Paper No. 3, p. 14. Reference No. 73 is also mentioned in the following sentence, which I quoted supra from the document filed with the Supplemental Reissue Declaration:
*1470Claims 1 and 13 also patentably distinguish over references 54, 64, and 73 because they disclose ion-beam sputtering techniques for depositing multiple-layer films, but not multiple-layer optical films, let alone by an ion-beam sputtering technique that includes the atmosphere-controlling step of claims 1 and 13.
Paper No. 8, p. 8. The examiner never cited or referred to the Lane article. Such general statements by the applicant do not, should not, produce an estoppel as to the entire technical subject matter content of the reference.
The majority similarly instructs the district court concerning a chapter by James M.E. Harper entitled “Ion Beam Deposition” in Thin Film Processes (1978), with respect to the hollow cathode tube as a source of ion beams. This chapter was not among the eighty-three listed references, but was referred to by Dr. Baumeister as a “comprehensive review article” that “neither teaches nor suggests the use of any ion-beam sputtering technique to make any multi-layer optical film.” Paper No. 16, p. 4. That was the extent of the contribution of Harper to the prosecution. The examiner did not mention Harper, either before or after Baumeister’s submission.
The district court had already reviewed and rejected Honeywell’s arguments about prosecution history estoppel. The district court correctly stated that “the file history does not indicate that these other sources were ever the subject of discussion with the examiner—only duoplasmatron ion beam sources [Bernard] and the ion beam source in the specification [Laznovsky] were specifically mentioned by the examiner in making his determination.” Slip op. at 89, 1995 WL 366468, at *45. The district court correctly stated that prosecution history estoppel could be based only on sources “discuss[ed] with the examiner.” This ruling is in accordance with the Court’s holding in Warner-Jenkinson Co. v. Hilton Davis Chem. Co., 520 U.S. 17, 117 S.Ct. 1040, 137 L.Ed.2d 146, 41 USPQ2d 1865 (1997), that prosecution history estoppel is based on responses to the examiner’s rejections “in which ‘the applicant, in order to meet objections in the Patent Office, based on references to the prior art, adopted the phrase as a substitute for the broader one’ previously used.” 520 U.S. at ---, 117 S.Ct. at 1049-50, 137 L.Ed.2d 146, 41 USPQ2d at 1872 (emphasis the Court’s). The new rule of the panel majority is a marked departure from this precedent, a departure that is not only contrary to the Court’s holding in Wamer-Jenkinson, but serves no useful purpose.

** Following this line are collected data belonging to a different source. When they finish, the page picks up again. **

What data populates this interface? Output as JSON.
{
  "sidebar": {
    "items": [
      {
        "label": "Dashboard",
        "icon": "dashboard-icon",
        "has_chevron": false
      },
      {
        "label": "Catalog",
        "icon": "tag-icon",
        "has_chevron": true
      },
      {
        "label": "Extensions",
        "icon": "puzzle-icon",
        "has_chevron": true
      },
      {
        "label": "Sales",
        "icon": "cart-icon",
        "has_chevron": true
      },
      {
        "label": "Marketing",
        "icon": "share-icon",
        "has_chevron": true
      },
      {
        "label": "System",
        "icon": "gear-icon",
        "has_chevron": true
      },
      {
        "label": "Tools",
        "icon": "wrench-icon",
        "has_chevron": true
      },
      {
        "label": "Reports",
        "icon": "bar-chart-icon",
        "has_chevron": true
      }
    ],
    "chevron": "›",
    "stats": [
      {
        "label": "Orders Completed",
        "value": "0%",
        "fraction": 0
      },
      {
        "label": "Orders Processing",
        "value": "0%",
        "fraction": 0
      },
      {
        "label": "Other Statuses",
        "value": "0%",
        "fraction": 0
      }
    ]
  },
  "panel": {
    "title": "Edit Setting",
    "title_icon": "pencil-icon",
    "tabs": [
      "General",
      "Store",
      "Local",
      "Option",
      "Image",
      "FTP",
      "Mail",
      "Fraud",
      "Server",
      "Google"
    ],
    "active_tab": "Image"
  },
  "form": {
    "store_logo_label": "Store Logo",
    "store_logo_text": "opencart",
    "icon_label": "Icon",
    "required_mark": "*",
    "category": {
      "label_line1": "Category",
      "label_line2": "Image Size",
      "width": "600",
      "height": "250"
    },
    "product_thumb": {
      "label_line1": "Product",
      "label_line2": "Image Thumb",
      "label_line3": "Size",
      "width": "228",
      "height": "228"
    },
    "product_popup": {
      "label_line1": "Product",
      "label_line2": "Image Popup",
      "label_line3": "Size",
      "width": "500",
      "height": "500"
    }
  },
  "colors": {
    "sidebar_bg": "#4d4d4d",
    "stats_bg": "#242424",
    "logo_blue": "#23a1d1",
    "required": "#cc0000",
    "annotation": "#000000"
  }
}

This new rule seriously erodes the doctrine of equivalents, with the anomalous result that the more fully the patent applicant complies with the duty of disclosure, the greater the range of equivalents he stands to lose to prosecution history estoppel. The inappropriate consequences of this ruling are revealed in today’s result whereby the trial court must base prosecution history estoppel on two references that neither the applicant, the examiner, the protestor, nor the trial judge, considered relevant. From this rule, and its application in this ease, I must dissent.
. The Rules require public notice of every application for reissue, and provide for the filing of protests by interested persons. 37 C.F.R. § 1.292. The protester charged Litton with inequitable conduct on the ground that Litton had included too many references in the Patentability Report, and should have listed only those few that Litton believed were closest to its invention. The PTO investigated the charge, as it is required to do, and exonerated Litton of any wrongdoing. Indeed, while the panel majority holds that Litton by its presentation of this Report and statements of relevance had established prosecution history estoppel as to each listed item, the protester argued that the list and accompanying statements were insufficient to bring any of the listed items before the examiner.